For movement of each movable rack, each rack may be grabbed by the hands of an operator along the vertically extending struts 40A, 40B and shifted to the left or to the right. Alternatively, a handle 74 may be placed on each rack for gripping and movement of the rack from a side of the rack inbetween adjacent racks.
In an alternate arrangement as shown in FIG. 8, where space considerations are not of primary importance or where a greater space between adjacent movable racks is desired, the U-shaped bracket 76 may have an arm 78 projecting ahead of a movable rack 80 so as to encounter a U-shaped guide bracket 82 having an arm 84 contacting the arm 78. As can be seen in this Figure, the space between the racks 80, 86 is substantially greater than the space shown for example shown between racks 26A and 26B of FIG. 1. In FIG. 8, space 88 is thereby created into which an operator may walk to retrieve a particular sized tire.

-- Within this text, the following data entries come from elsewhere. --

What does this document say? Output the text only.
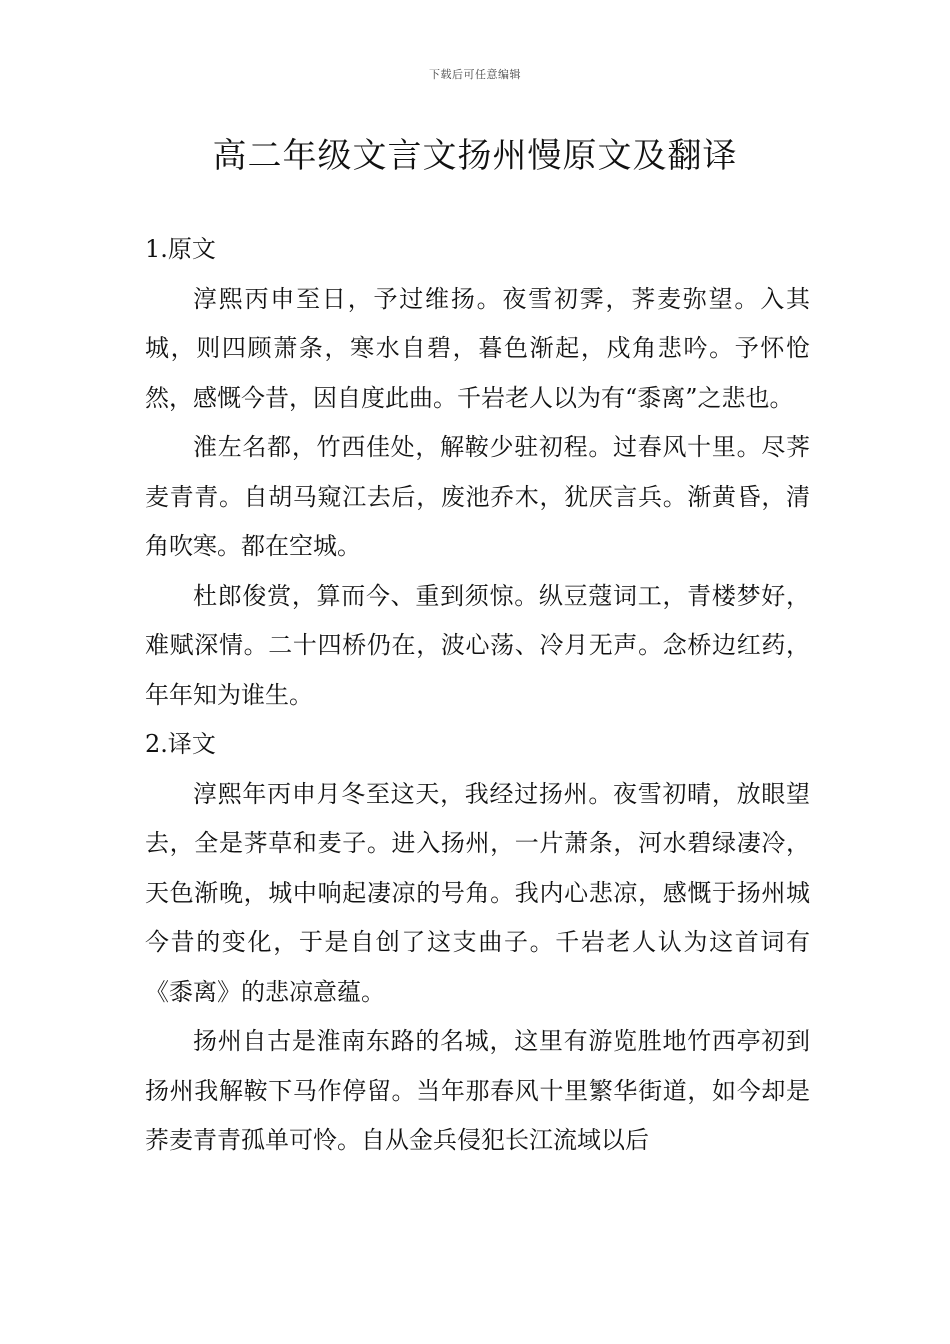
下载后可任意编辑
高二年级文言文扬州慢原文及翻译
1.原文

淳熙丙申至日，予过维扬。夜雪初霁，荠麦弥望。入其城，则四顾萧条，寒水自碧，暮色渐起，戍角悲吟。予怀怆然，感慨今昔，因自度此曲。千岩老人以为有“黍离”之悲也。

淮左名都，竹西佳处，解鞍少驻初程。过春风十里。尽荠麦青青。自胡马窥江去后，废池乔木，犹厌言兵。渐黄昏，清角吹寒。都在空城。

杜郎俊赏，算而今、重到须惊。纵豆蔻词工，青楼梦好，难赋深情。二十四桥仍在，波心荡、冷月无声。念桥边红药，年年知为谁生。

2.译文

淳熙年丙申月冬至这天，我经过扬州。夜雪初晴，放眼望去，全是荠草和麦子。进入扬州，一片萧条，河水碧绿凄冷，天色渐晚，城中响起凄凉的号角。我内心悲凉，感慨于扬州城今昔的变化，于是自创了这支曲子。千岩老人认为这首词有《黍离》的悲凉意蕴。

扬州自古是淮南东路的名城，这里有游览胜地竹西亭初到扬州我解鞍下马作停留。当年那春风十里繁华街道，如今却是荞麦青青孤单可怜。自从金兵侵犯长江流域以后
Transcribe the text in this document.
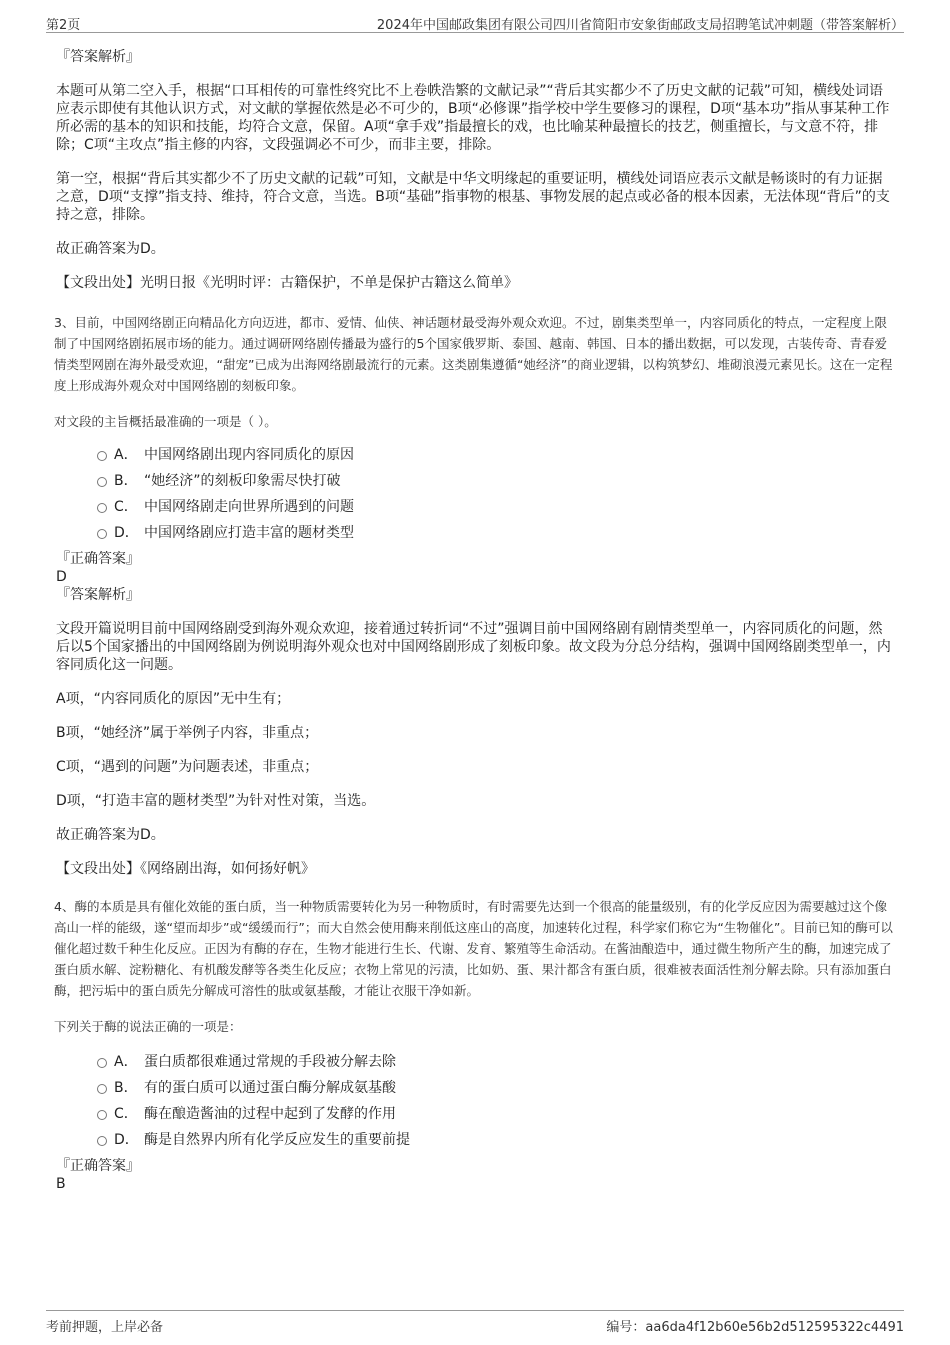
第2页	2024年中国邮政集团有限公司四川省简阳市安象街邮政支局招聘笔试冲刺题（带答案解析）

『答案解析』

本题可从第二空入手，根据“口耳相传的可靠性终究比不上卷帙浩繁的文献记录”“背后其实都少不了历史文献的记载”可知，横线处词语应表示即使有其他认识方式，对文献的掌握依然是必不可少的，B项“必修课”指学校中学生要修习的课程，D项“基本功”指从事某种工作所必需的基本的知识和技能，均符合文意，保留。A项“拿手戏”指最擅长的戏，也比喻某种最擅长的技艺，侧重擅长，与文意不符，排除；C项“主攻点”指主修的内容，文段强调必不可少，而非主要，排除。

第一空，根据“背后其实都少不了历史文献的记载”可知，文献是中华文明缘起的重要证明，横线处词语应表示文献是畅谈时的有力证据之意，D项“支撑”指支持、维持，符合文意，当选。B项“基础”指事物的根基、事物发展的起点或必备的根本因素，无法体现“背后”的支持之意，排除。

故正确答案为D。

【文段出处】光明日报《光明时评：古籍保护，不单是保护古籍这么简单》

3、目前，中国网络剧正向精品化方向迈进，都市、爱情、仙侠、神话题材最受海外观众欢迎。不过，剧集类型单一，内容同质化的特点，一定程度上限制了中国网络剧拓展市场的能力。通过调研网络剧传播最为盛行的5个国家俄罗斯、泰国、越南、韩国、日本的播出数据，可以发现，古装传奇、青春爱情类型网剧在海外最受欢迎，“甜宠”已成为出海网络剧最流行的元素。这类剧集遵循“她经济”的商业逻辑，以构筑梦幻、堆砌浪漫元素见长。这在一定程度上形成海外观众对中国网络剧的刻板印象。

对文段的主旨概括最准确的一项是（ ）。

A． 中国网络剧出现内容同质化的原因
B． “她经济”的刻板印象需尽快打破
C． 中国网络剧走向世界所遇到的问题
D． 中国网络剧应打造丰富的题材类型

『正确答案』

D

『答案解析』

文段开篇说明目前中国网络剧受到海外观众欢迎，接着通过转折词“不过”强调目前中国网络剧有剧情类型单一，内容同质化的问题，然后以5个国家播出的中国网络剧为例说明海外观众也对中国网络剧形成了刻板印象。故文段为分总分结构，强调中国网络剧类型单一，内容同质化这一问题。

A项，“内容同质化的原因”无中生有；

B项，“她经济”属于举例子内容，非重点；

C项，“遇到的问题”为问题表述，非重点；

D项，“打造丰富的题材类型”为针对性对策，当选。

故正确答案为D。

【文段出处】《网络剧出海，如何扬好帆》

4、酶的本质是具有催化效能的蛋白质，当一种物质需要转化为另一种物质时，有时需要先达到一个很高的能量级别，有的化学反应因为需要越过这个像高山一样的能级，遂“望而却步”或“缓缓而行”；而大自然会使用酶来削低这座山的高度，加速转化过程，科学家们称它为“生物催化”。目前已知的酶可以催化超过数千种生化反应。正因为有酶的存在，生物才能进行生长、代谢、发育、繁殖等生命活动。在酱油酿造中，通过微生物所产生的酶，加速完成了蛋白质水解、淀粉糖化、有机酸发酵等各类生化反应；衣物上常见的污渍，比如奶、蛋、果汁都含有蛋白质，很难被表面活性剂分解去除。只有添加蛋白酶，把污垢中的蛋白质先分解成可溶性的肽或氨基酸，才能让衣服干净如新。

下列关于酶的说法正确的一项是：

A． 蛋白质都很难通过常规的手段被分解去除
B． 有的蛋白质可以通过蛋白酶分解成氨基酸
C． 酶在酿造酱油的过程中起到了发酵的作用
D． 酶是自然界内所有化学反应发生的重要前提

『正确答案』

B

考前押题，上岸必备	编号：aa6da4f12b60e56b2d512595322c4491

In FIGS. 9 through 13, an alternate arrangement is shown for moving a plurality of movable racks between two opposed stationary racks. In this embodiment, the lower wheel assemblies are the same. However, for guiding the movable racks, a solid guide rod or bar 100 extends between two opposed stationary racks 102, 104.
As shown in FIG. 9, the rod 100 extends across the upper end of each of the movable racks whereas in FIG. 12, the rod 100 extends along a side of the movable racks. In both FIGS. 9 and 12, a plurality of rectangular plates 102, 106 are located at the top struts. Secured to the plates 106 is a hollow tube or sleeve 108.
As shown in cross section in FIG. 11, a gap between the rod 100 and tube 108 includes a lubricating layer 110 to help in sliding of the rod within the tube. This facilitates the guiding of the movable racks in a straight direction as guided by the rod 100.
A particular length of plates 102, 106 helps define a spacing between adjacent contacting racks. When a leading edge of plates 102, 106 on adjacent racks encounter each other, the racks are prevented from further movement towards each other. The length of the plate 102, 106 will be determined dependent upon space considerations and tire diameters to always maintain at least a two inch gap adjacent racks when filled with tires.
The foregoing description should be considered as illustrative only of the principles of the invention. Since numerous modifications and changes will readily occur to those skilled in the art, it is not desired to limit the invention to the exact construction and operation shown and described, and, accordingly, all suitable modifications and equivalents may be resorted to, falling within the scope of the invention.